Shirley Young, Potters Bar
Dear Shirley
Now this is intriguing. America is the land of service: the customer is king. In a restaurant you can order whatever you want. A friend of mine took a client to lunch at the Rainbow Room in the Rockefeller Center in New York. This was in the 1980s. She’d chosen it as the supreme restaurant of all time in that city. But the client cast aside the fabulous à la carte menu. ‘This is what I’d really like, ’ she said, going on to order a complicated medley of leaves and nuts (‘no dressing’). I’ve never seen anyone in America using a restaurant just for dessert but I can well believe that they would.

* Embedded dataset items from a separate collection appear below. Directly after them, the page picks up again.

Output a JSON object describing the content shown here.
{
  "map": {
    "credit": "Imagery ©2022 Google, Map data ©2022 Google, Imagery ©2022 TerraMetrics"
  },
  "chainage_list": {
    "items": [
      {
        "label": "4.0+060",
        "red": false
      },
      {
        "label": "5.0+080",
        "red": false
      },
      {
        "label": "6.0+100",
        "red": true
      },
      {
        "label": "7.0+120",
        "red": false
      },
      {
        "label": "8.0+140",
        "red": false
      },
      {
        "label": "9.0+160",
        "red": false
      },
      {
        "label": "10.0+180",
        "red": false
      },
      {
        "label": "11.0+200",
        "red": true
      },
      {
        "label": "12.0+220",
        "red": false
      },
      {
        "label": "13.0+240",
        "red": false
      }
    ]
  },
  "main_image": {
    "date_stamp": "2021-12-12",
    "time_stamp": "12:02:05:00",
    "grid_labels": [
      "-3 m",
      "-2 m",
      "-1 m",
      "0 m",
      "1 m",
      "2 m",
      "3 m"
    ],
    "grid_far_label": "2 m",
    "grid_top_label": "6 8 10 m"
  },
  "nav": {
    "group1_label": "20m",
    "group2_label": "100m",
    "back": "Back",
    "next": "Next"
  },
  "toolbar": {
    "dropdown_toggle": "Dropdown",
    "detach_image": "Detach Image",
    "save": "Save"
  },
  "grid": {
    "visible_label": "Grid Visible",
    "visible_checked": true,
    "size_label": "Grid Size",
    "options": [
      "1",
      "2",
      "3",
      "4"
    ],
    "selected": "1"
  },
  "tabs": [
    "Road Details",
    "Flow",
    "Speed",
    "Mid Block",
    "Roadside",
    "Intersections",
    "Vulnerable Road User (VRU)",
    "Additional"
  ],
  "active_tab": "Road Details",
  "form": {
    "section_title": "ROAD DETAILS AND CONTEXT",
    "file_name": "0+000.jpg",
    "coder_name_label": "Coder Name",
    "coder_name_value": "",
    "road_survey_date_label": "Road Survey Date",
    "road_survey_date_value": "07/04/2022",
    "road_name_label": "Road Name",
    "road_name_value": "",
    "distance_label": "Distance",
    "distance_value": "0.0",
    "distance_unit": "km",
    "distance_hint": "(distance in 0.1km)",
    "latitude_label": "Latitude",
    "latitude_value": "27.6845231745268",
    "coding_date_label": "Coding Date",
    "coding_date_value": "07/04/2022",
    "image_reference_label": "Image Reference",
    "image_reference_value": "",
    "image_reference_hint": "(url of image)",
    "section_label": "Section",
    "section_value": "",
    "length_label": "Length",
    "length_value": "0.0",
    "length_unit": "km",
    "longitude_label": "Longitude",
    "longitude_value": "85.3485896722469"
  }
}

So the whole basis of our etiquette and manners is called into question. Does it rest merely on the random shifts of cultural practice? I’ve been reading a book about greeting by Andy Scott entitled One Kiss or Two? In Search of the Perfect Greeting (published by Duckworth Overlook, priced £16.99). Nearly 300 pages on social kissing and shaking hands! But it’s fascinating; a scholarly study, not an etiquette book.
Chimpanzees kiss – did you know? That might be where we get it from. So our greeting conduct is partly innate but there’s enormous cultural variation as well. Plus, with our huge human brains, we’re always looking for new ways of doing things and we quickly adapt.
Whatever the complications, we have a great urge to greet. By the end of Scott’s book, you see that if we stopped greeting, the world would come to an end. So much for those who say that manners and etiquette are trivial. So where does this leave us with those Californian dessert-only diners? I notice that your huge brain was actually adapting very well. You were particularly alert to the response of the waiter, which told you that the apparently odd behaviour of the customers was actually all right. There was an implicit agreement between them. From that, you worked out that what you were witnessing was not rudeness (although it still seemed rude to you) but a different custom of another country.
In other words, although it might not seem like it, you instantly detected manners – that these people had some kind of contract that oils the wheels of daily life.
Please send your questions to thomas.blaikie@lady.co.uk or write to him at The Lady, 39-40 Bedford Street, London WC2E 9ER
WHAT TO DO ABOUT...Sudden fame
I shouldn’t boast. You may recall that in The Lady (20 October) I mentioned in passing (Karen Peart had written to me about another matter, really) that weekday dinner parties should end at 10.30. I handed in my copy as usual and thought no more about it. Until a day or two after publication, when it was drawn to my attention that the Mail Online was blazing with a sudden massive sensation – manners Correspondent of The Lady says dinner parties to end at 10.30 on a weekday! Next thing there was a Twitter storm, then further ‘pick up’ (as it’s called in the trade and much sought after, as you can imagine) in The Times and The Telegraph. Finally Vanessa Feltz herself (she was one of my mothers in my teaching days) in the express – mercifully championing the 10.30 idea, unlike some of the others, such as William Sitwell in The Times who said he’d be outraged if anyone left before midnight – what an insult to his lemon tart. This approach to entertaining – that the guests must bear the burden of keeping the hosts amused and happy – was shared by the late Lady Diana Cooper.